EditTraining Your Pig to Do Tricks

  1. Teach your pig the “spin” trick by rotating a treat around its body. Pick a command to use with this trick. It can be “spin” or “dance,” or you can say “left” and “right” to teach your pig to turn in different directions.[20] Hold a treat out in front of your pig’s snout, and then rotate it in a wide circle to encourage the pig to rotate its body. Once the treat and the pig have completed a full rotation, deliver the reward.[21]

    • Since this action doesn’t require any challenging movements or body adjustments, it can be a great first trick to teach your pig.
    • Your pig is likely to pick up this trick quickly or within just a few weeks. Once it understands the premise of the trick, remove the treat but continue gesturing with your hand. Deliver a treat at the end of the circle. Gradually transition to offering just positive reinforcement.
    • Eventually, your pig should be able to spin on your verbal command, without a hand gesture or a food “carrot” leading it around.
    • It might even start spinning on the spot without your command in anticipation of a treat! In these instances, deliver positive reinforcement to praise your well-trained pig but refrain from offering a treat.

  2. Hold a treat in the air to encourage your pig to do the “sit” trick. When standing, pigs can’t lift up their heads to look up like other animals can. If you hold up a treat above its head, it will have to sit down to adjust its perspective.[22] Hold a treat out in front of the pig’s snout and slowly raise it above its head. Say the word “sit” as you do this. Then as soon as the pig’s bottom hits the floor, deliver the reward.[23]

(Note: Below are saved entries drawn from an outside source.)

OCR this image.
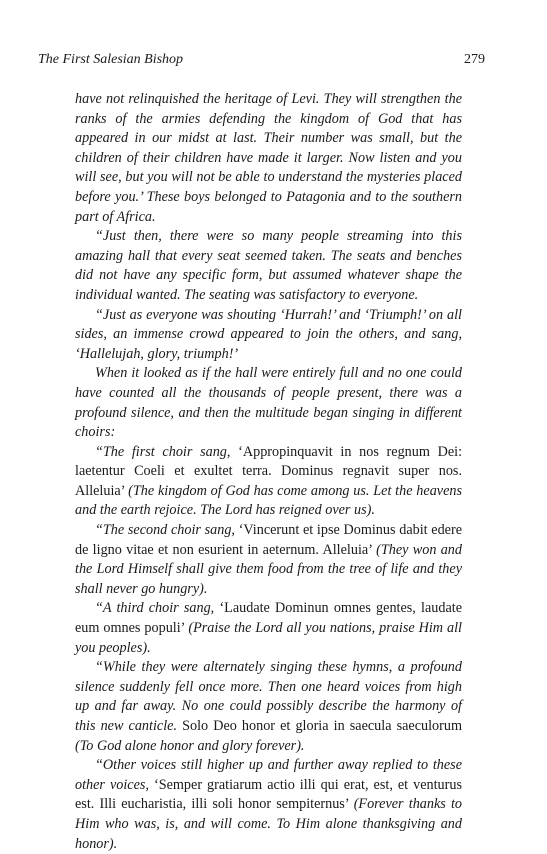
The First Salesian Bishop	279

have not relinquished the heritage of Levi. They will strengthen the ranks of the armies defending the kingdom of God that has appeared in our midst at last. Their number was small, but the children of their children have made it larger. Now listen and you will see, but you will not be able to understand the mysteries placed before you.’ These boys belonged to Patagonia and to the southern part of Africa.

“Just then, there were so many people streaming into this amazing hall that every seat seemed taken. The seats and benches did not have any specific form, but assumed whatever shape the individual wanted. The seating was satisfactory to everyone.

“Just as everyone was shouting ‘Hurrah!’ and ‘Triumph!’ on all sides, an immense crowd appeared to join the others, and sang, ‘Hallelujah, glory, triumph!’

When it looked as if the hall were entirely full and no one could have counted all the thousands of people present, there was a profound silence, and then the multitude began singing in different choirs:

“The first choir sang, ‘Appropinquavit in nos regnum Dei: laetentur Coeli et exultet terra. Dominus regnavit super nos. Alleluia’ (The kingdom of God has come among us. Let the heavens and the earth rejoice. The Lord has reigned over us).

“The second choir sang, ‘Vincerunt et ipse Dominus dabit edere de ligno vitae et non esurient in aeternum. Alleluia’ (They won and the Lord Himself shall give them food from the tree of life and they shall never go hungry).

“A third choir sang, ‘Laudate Dominun omnes gentes, laudate eum omnes populi’ (Praise the Lord all you nations, praise Him all you peoples).

“While they were alternately singing these hymns, a profound silence suddenly fell once more. Then one heard voices from high up and far away. No one could possibly describe the harmony of this new canticle. Solo Deo honor et gloria in saecula saeculorum (To God alone honor and glory forever).

“Other voices still higher up and further away replied to these other voices, ‘Semper gratiarum actio illi qui erat, est, et venturus est. Illi eucharistia, illi soli honor sempiternus’ (Forever thanks to Him who was, is, and will come. To Him alone thanksgiving and honor).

    • Refrain from pushing the pig’s body down to get it to sit. Sitting is not an easy, natural position for pigs. At first, it will be focused on the food, not what its body is doing. After weeks or even months of practice, it will associate the movement with the “sit” command.
    • Practice “sit” training on carpeting or grass. Your pig’s hooves might slip on smoother surfaces.
    • Try practicing this trick against a wall so that your pig doesn’t just walk backward.[24]

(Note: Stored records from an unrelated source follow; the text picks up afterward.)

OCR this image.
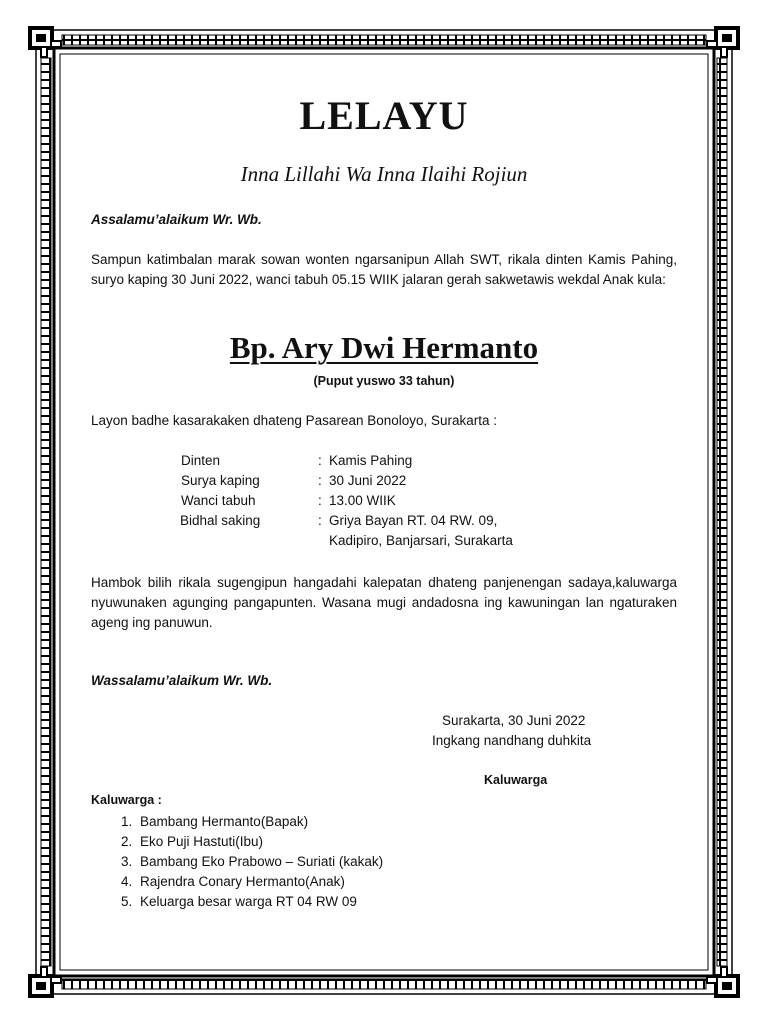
LELAYU
Inna Lillahi Wa Inna Ilaihi Rojiun
Assalamu’alaikum Wr. Wb.
Sampun katimbalan marak sowan wonten ngarsanipun Allah SWT, rikala dinten Kamis Pahing, suryo kaping 30 Juni 2022, wanci tabuh 05.15 WIIK jalaran gerah sakwetawis wekdal Anak kula:
Bp. Ary Dwi Hermanto
(Puput yuswo 33 tahun)
Layon badhe kasarakaken dhateng Pasarean Bonoloyo, Surakarta :
Dinten	: Kamis Pahing
Surya kaping	: 30 Juni 2022
Wanci tabuh	: 13.00 WIIK
Bidhal saking	: Griya Bayan RT. 04 RW. 09,
Kadipiro, Banjarsari, Surakarta
Hambok bilih rikala sugengipun hangadahi kalepatan dhateng panjenengan sadaya,kaluwarga nyuwunaken agunging pangapunten. Wasana mugi andadosna ing kawuningan lan ngaturaken ageng ing panuwun.
Wassalamu’alaikum Wr. Wb.
Surakarta, 30 Juni 2022
Ingkang nandhang duhkita
Kaluwarga
Kaluwarga :
1. Bambang Hermanto(Bapak)
2. Eko Puji Hastuti(Ibu)
3. Bambang Eko Prabowo – Suriati (kakak)
4. Rajendra Conary Hermanto(Anak)
5. Keluarga besar warga RT 04 RW 09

  3. Gently encourage your pig to lift its hoof for the “shake” trick. While sitting in front of your pig, gently tap on the back of its front leg while saying the “shake” command. Once your pig has become comfortable with this contact, lightly lift your pig’s hoof off the ground when you say “shake.” Keep repeating this process and soon enough your pig will anticipate the leg lift.[25]

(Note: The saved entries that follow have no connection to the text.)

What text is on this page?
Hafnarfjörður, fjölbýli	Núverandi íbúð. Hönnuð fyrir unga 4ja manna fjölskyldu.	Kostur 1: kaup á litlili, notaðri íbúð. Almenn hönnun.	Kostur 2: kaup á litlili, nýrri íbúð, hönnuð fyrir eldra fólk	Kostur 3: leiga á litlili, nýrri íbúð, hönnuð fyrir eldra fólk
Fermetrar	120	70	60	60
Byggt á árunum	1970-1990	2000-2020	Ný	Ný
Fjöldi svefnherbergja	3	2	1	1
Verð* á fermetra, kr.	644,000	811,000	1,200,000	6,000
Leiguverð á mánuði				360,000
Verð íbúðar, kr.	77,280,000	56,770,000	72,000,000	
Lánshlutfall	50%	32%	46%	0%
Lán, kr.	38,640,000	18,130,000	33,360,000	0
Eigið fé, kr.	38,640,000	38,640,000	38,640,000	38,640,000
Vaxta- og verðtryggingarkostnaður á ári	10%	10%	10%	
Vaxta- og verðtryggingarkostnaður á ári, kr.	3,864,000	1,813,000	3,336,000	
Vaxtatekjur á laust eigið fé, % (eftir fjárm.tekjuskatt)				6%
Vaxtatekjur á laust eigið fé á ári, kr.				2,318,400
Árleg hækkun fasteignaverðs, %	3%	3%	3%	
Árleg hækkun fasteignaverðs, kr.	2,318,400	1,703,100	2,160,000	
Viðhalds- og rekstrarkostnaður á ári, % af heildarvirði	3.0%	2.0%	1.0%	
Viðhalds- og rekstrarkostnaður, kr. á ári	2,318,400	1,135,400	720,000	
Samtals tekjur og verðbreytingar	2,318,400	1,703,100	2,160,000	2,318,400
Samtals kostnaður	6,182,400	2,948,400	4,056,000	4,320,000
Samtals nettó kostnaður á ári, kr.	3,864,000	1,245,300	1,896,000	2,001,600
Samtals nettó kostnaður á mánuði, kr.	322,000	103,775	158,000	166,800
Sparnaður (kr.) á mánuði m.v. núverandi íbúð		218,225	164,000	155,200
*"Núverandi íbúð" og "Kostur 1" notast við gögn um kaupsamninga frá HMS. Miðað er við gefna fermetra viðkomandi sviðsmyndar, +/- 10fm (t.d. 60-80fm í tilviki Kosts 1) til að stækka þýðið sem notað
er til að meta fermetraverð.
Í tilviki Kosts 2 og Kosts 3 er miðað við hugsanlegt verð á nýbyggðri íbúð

    • Once your pig has mastered “shake” after a few weeks, it might be ready for “wave.” Say the “shake” command without positioning your hand near its hoof. If the pig lifts its hoof, reward this behavior and introduce the “wave” command.[26]
    • Getting your pig comfortable with having its hooves touched will be helpful when it comes time for you or a vet to trim them.

EditWarnings

  • Although the process of training a pig is similar to training a dog, remember that pigs aren’t dogs! They have their own unique set of needs and behaviors.[27]
  • Be wary of labels like “teacup,” “micro,” or “mini” in relation to pigs. These terms aren’t regulated and most pigs will indeed grow to full-size. If you’re not prepared to care for a potbelly, reconsider whether pig ownership is the right choice for you.[28]
  • Check local regulations to determine whether pig ownership is legal in your area. Some places prohibit household livestock ownership.[29]